A: The rising and unsustainable cost of health care in the United States has led stakeholders at every level to prioritize how to address wasteful spending.

States are beginning to introduce ways of allowing programs like Medicaid to pay for the kinds of services highlighted here, such as safe housing, reliable transportation to health visits, and more. Initially, these programs are targeting fairly limited sets of services — mainly those that have strong and consistent evidence linking them with better health outcomes and cost savings.

Health care providers also play an important role as advocates for the unmet social needs of their patients, which can later translate into poorer health outcomes. However, far more work needs to be done if we are to curb health care waste resulting from missed non-clinical prevention opportunities.

Q: Whose responsibility is it to support non-clinical prevention opportunities?
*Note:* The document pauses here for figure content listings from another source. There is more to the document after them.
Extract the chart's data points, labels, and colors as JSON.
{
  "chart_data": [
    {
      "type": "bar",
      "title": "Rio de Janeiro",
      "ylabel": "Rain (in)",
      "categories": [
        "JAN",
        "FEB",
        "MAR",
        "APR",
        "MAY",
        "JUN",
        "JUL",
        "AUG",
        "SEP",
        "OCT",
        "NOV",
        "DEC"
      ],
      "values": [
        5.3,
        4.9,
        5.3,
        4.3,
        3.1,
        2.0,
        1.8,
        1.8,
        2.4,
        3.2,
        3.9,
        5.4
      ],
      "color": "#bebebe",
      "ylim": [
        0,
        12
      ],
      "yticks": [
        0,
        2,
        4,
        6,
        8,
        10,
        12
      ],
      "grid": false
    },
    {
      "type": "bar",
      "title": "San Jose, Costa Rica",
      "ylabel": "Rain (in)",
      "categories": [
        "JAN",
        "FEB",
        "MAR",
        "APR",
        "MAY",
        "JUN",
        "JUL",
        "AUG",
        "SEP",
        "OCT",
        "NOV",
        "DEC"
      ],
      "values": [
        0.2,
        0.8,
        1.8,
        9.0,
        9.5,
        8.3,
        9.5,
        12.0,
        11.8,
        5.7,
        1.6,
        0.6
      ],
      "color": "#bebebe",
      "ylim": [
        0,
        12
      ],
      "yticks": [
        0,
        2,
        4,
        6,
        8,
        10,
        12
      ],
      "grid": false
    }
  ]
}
In the future, could insurance companies be expected to cover costs related to things like transportation and housing?

A: Clinical preventive services, such as vaccinations or disease screenings, are regularly evaluated by the United States Preventive Services Task Force (USPSTF), and a key provision of the Affordable Care Act requires that insurance plans cover their recommended services. But, the USPSTF is not charged with considering all of the non-clinical preventive services that impact our health.

Likewise, housing agencies and schools are usually not equipped to prioritize health care in their own budgets. In many ways, we tend to fund and then evaluate public programs in silos.

From a narrow perspective, it may not seem logical for health insurance companies to pay for a taxi ride. But the evidence is building that there are specific times when doing this can yield better outcomes at lower costs.

It stands to reason that the more we are able to holistically view our health and social services, the more synergies we will be able to identify. As a result, it will likely require the joint efforts of these stakeholders, governmental agencies and all other health care organizations to realign the incentives of our system and collectively shoulder the responsibility for upstream prevention.